Понятно, что Минобороны и Вооруженные Силы в своей большей части выступают
против дальнейших сокращений личного состава и предпочитают использовать
дополнительные средства в основном на повышение уровня содержания. При этом
ссылаются не только на финансирование зарубежных армий, но и требуют разобраться с
другими войсками и военными организациями, помимо Вооруженных сил, имеющими до
миллиона военнослужащих и бюджет по статье “Правоохранительная деятельность”,
превышающий половину оборонных затрат (1,7% ВВП и 11% федерального бюджета). Дело
усугубляется и предшествующим опытом: в 1997–2000 гг. Вооруженные cилы были
сокращены на треть (с 1,8 до 1,2 млн. военнослужащих) и значительно реорганизованы по
структуре и составу. Но деньги на сокращение не выделялись сверх военного бюджета
отдельным разделом, а общее финансирование обороны снизилось за три года в реальном
исчислении в два с половиной раза. В итоге уволенные из армии не получили все, что им
положено, а оставшиеся Вооруженные cилы оказались в еще худшем положении и по
содержанию и по оснащению, чем до начала реформы.
Когда и содержание и оснащение Вооруженных Сил находится в плачевном положении,
распределение дополнительных ассигнований превращается в труднейшую проблему, как и
сам выбор между поддержанием сегодняшней армии, уже задействованной в разных
конфликтах и противостояниях, и инвестициями в будущую оборону: разработку
перспективных систем, производство новых вооружений, которые будут определять
военную мощь через 10–15 лет. Выход из этой дилеммы тесно связан с решением двух
других ключевых проблем военной политики.

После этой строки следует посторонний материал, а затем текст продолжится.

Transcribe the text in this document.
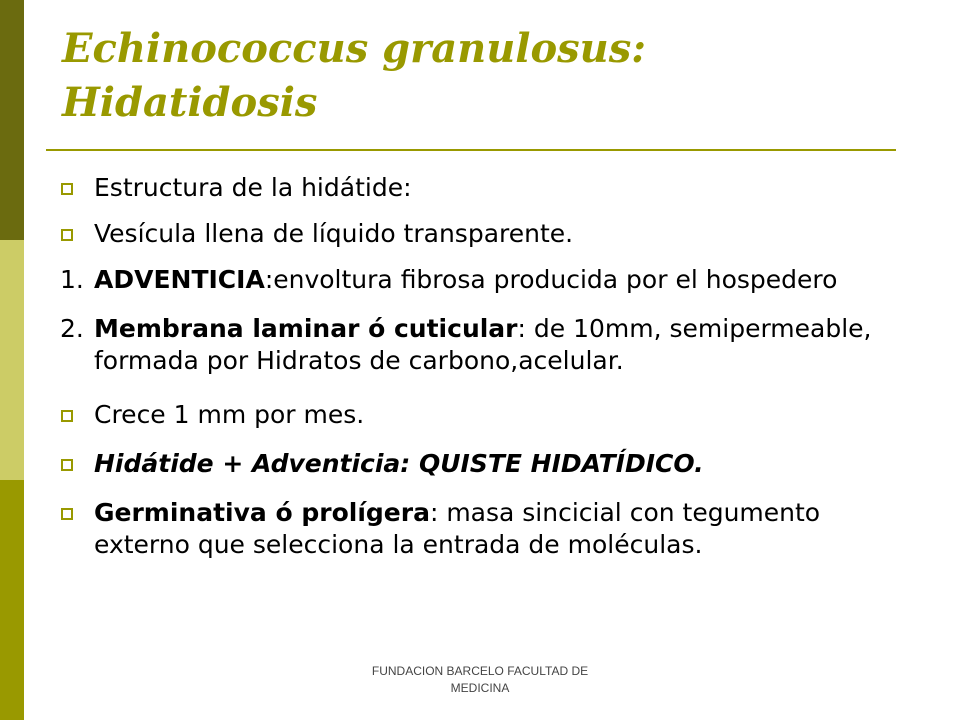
Echinococcus granulosus:
Hidatidosis
Estructura de la hidátide:
Vesícula llena de líquido transparente.
1. ADVENTICIA:envoltura fibrosa producida por el hospedero
2. Membrana laminar ó cuticular: de 10mm, semipermeable, formada por Hidratos de carbono,acelular.
Crece 1 mm por mes.
Hidátide + Adventicia: QUISTE HIDATÍDICO.
Germinativa ó prolígera: masa sincicial con tegumento externo que selecciona la entrada de moléculas.
FUNDACION BARCELO FACULTAD DE
MEDICINA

3. Ядерное сдерживание или обычные силы?
Выбор приоритета между стратегическими ядерными силами (СЯС) и силами общего
назначения (СОН) – это еще один важнейший и чрезвычайно сложный вопрос. По нему
высшее военное руководство России не имеет согласованной точки зрения, более того,
помимо личных и ведомственных мотивов, эта тема вызвала столь острый конфликт между
руководством Минобороны и Генштабом, что он вылился на публику летом 2000 г. По
существу под шелухой официальных доктринальных положений в России сейчас есть две
военные доктрины со всеми вытекающими последствиями. Одна гласит, что СЯС не
защитят Россию и ее союзников от неядерных угроз ни в локальных конфликтах, ни в
96
Алексей Арбатов
крупных региональных войнах, подобных операции НАТО на Балканах в 1999 г. Поэтому
акцент в военной политике и финансировании должен сместиться на создание крупных
группировок для действий в локальных войнах на юге (с упором на Сухопутные войска и
ВВС) при сохранении и укреплении СОН против вероятных мощных региональных
противников на западе и на востоке (с опорой на ВВС/ПВО, ВМФ и Сухопутные войска). А
для сдерживания ядерной угрозы со стороны США и других ядерных держав не нужно
примерного паритета и стабильного стратегического баланса – достаточно минимальных
СЯС при свертывании традиционно самой эффективной и надежной их составляющей –
ракетных сил наземного базирования – до немногих сотен единиц по боеголовкам.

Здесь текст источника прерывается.